When it is stated that the ranges in the northern provinces average over 300,000 acres of public and 400,000 acres of private forest; in central Sweden 150,000 acres of public and 145,000 acres of private forest, and in the southern provinces nearly 55,000 acres of State and communal forest, it will be understood that the control cannot be very strict.
The net revenue from the State forest during the last 30 years has increased from $300,000 to $1,750,000.
The management of even the State forests can only be very extensive. The State still sells mostly stumpage, rarely cutting on its own account. The lumbering is carried on very much as in the United States by logging contractors, and the river driving is done systematically by booming companies. Selection forest is still the general practice, now often improved into group system, although a clear cutting system with planting has been practised, but is supposed to be less desirable, probably because it entails a direct money outlay or else because it was not properly done. A seed tree management preferred by private owners for pine seems frequently not successful. Of the State forests 90 % are under selection system, and of the private forest 60 %.

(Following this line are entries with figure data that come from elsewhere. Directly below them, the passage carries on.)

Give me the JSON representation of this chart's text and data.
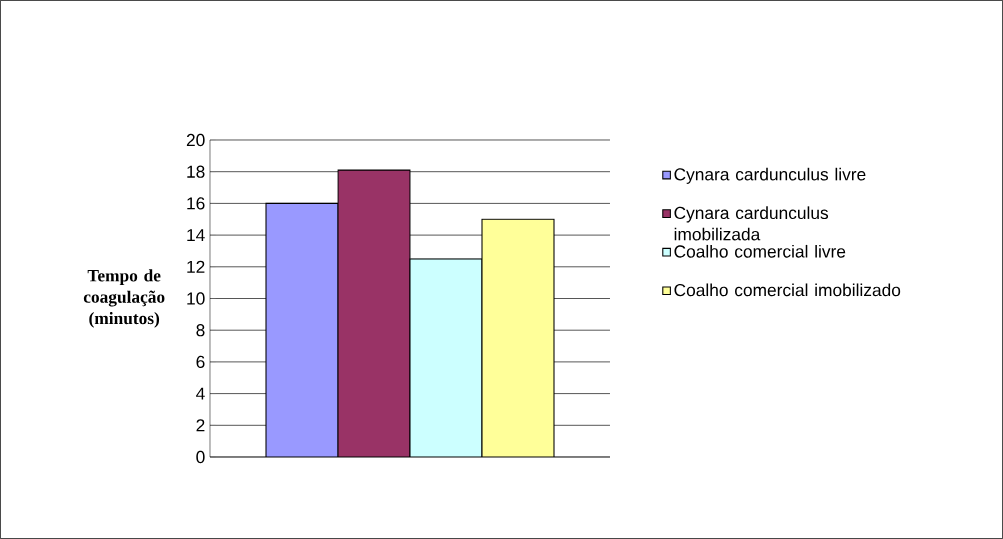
{
  "chart_data": {
    "type": "bar",
    "ylabel": "Tempo de coagulação (minutos)",
    "categories": [
      null
    ],
    "series": [
      {
        "name": "Cynara cardunculus livre",
        "color": "#9999ff",
        "values": [
          16
        ]
      },
      {
        "name": "Cynara cardunculus imobilizada",
        "color": "#993366",
        "values": [
          18.1
        ]
      },
      {
        "name": "Coalho comercial livre",
        "color": "#ccffff",
        "values": [
          12.5
        ]
      },
      {
        "name": "Coalho comercial imobilizado",
        "color": "#ffff99",
        "values": [
          15
        ]
      }
    ],
    "ylim": [
      0,
      20
    ],
    "yticks": [
      0,
      2,
      4,
      6,
      8,
      10,
      12,
      14,
      16,
      18,
      20
    ],
    "grid": "y",
    "legend": "right"
  }
}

In the southern provinces where planting is more frequently resorted to, 2-3 year old pines and 2-5 year old spruces, nursery-grown, 2,000 to the acre, are generally used or else sowing in seedspots is resorted to, which is more frequently practised in the middle country.
Some 10,000 acres were, for instance, planted by the forest administration in 1898, at a cost of $2 per acre, and the budget contains annually about $20,000 for such planting.
That private endeavor in the direction of planting, has also been active, is testified by a plantation of over 26,000 acres, now 35 years old, reported from Finspong Estate.
Complete working plans are rare even for the State forests, a mere summary felling budget being determined for most areas, the trees to be cut being marked.
Under instructions issued in 1896, working plans for the small proportion of State forest management by clearing system are to be made. In these an area allotment method is employed with rotations of 100 to 150 years.
Forest fires are still very destructive, especially in northern Sweden, although an effective patrol system, greatly assisted in some provinces by watch towers, has reduced the size of the areas burnt over. The coniferous composition and the dry summers in the northern part together with the methods of lumbering are responsible for the conflagrations. In this direction too, the activities of the Conservation Boards have been highly useful.